The attention score depends on q, k, and
only the gap n-m — never on where the pair sits in
absolute terms. Slide both tokens ten positions to the right and their score is identical. The
model sees relative position, baked structurally into the dot product rather than added
on the side.
Step 6 — why it extrapolates. Because only the offset matters and each pair's
rotation is a smooth periodic function of that offset, a model trained on short contexts has
already seen every small relative angle. Feeding it a longer sequence asks for the
same relative rotations, just more of them — so RoPE generalises to longer contexts far
more gracefully than a learned per-slot table or a fixed additive code ever did.
RoPE encodes position by rotating queries and keys rather than adding a code:
-
Rotate by m\theta. Pair the coordinates; a token
at position m rotates pair i by
m\theta_i with \theta_i = 10000^{-2i/d},
i.e. \tilde{q} = R_m q, \tilde{k} = R_n k.
-
Score depends only on n-m. Since
R_m^{\top} R_n = R_{\,n-m}, the dot product
\langle R_m q, R_n k\rangle = q^{\top} R_{\,n-m}\, k is a function
of the relative offset alone.
-
Better length extrapolation. Norms are preserved and only relative angles
appear, so models with RoPE generalise to contexts longer than they were trained on far more
gracefully than added sinusoids or learned position tables.

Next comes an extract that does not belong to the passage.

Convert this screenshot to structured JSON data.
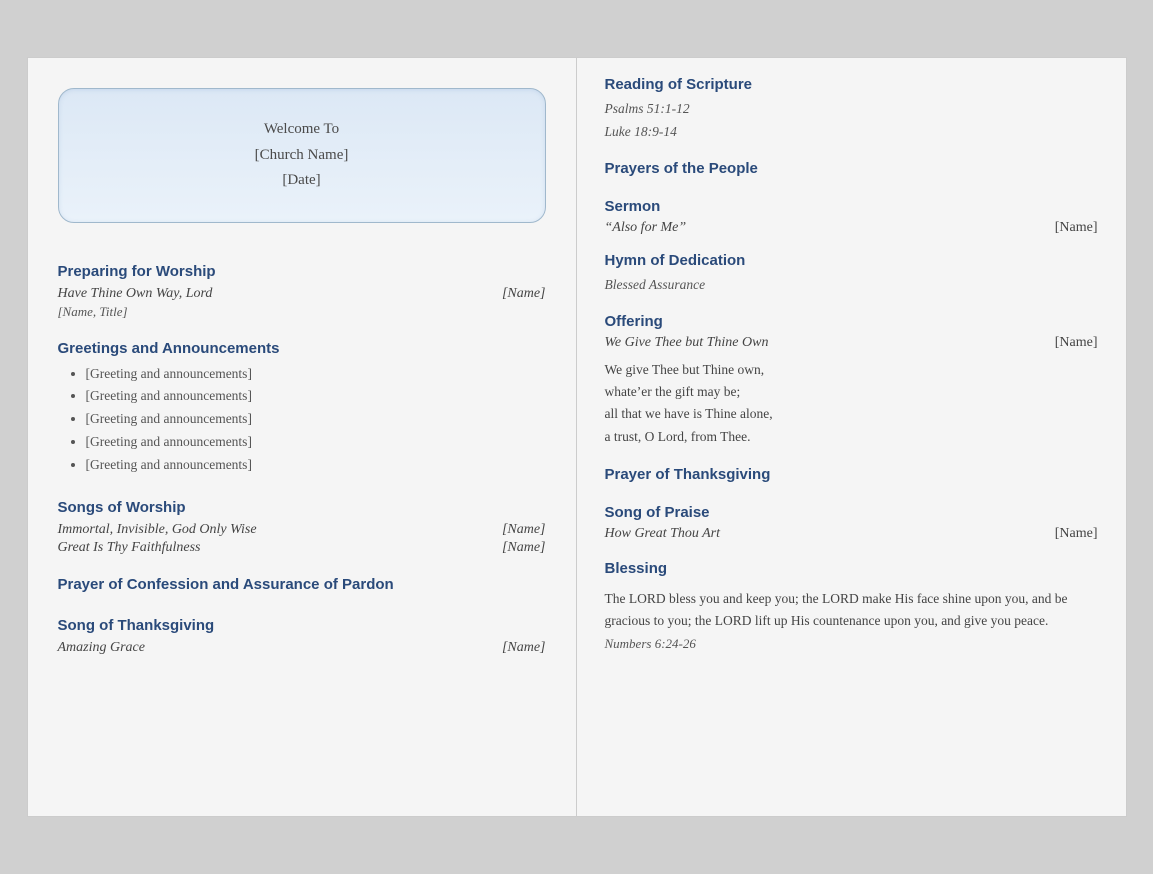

The constant 10000 in \theta_i = b^{-2i/d}
is the RoPE base b. It sets the slowest wavelength —
how far apart two positions must be before their relative rotation has wrapped all the way
around. Make b larger and every pair spins more slowly, so the same
number of distinct rotations stretches across a longer span of positions.
That is exactly the lever practitioners pull to extend a model's context window after training.
NTK / base scaling raises b; position
interpolation instead rescales the position itself, replacing m
with m \cdot L_{\text{train}}/L_{\text{new}} so positions in a longer
window fall back inside the range of angles seen during training. A few hundred fine-tuning steps
then adapt the model, and a 4k-context model serves 32k. We'll meet
long-context
extension in its own right later — for now, notice that the whole trick is possible
only because RoPE made the score a smooth function of the relative angle.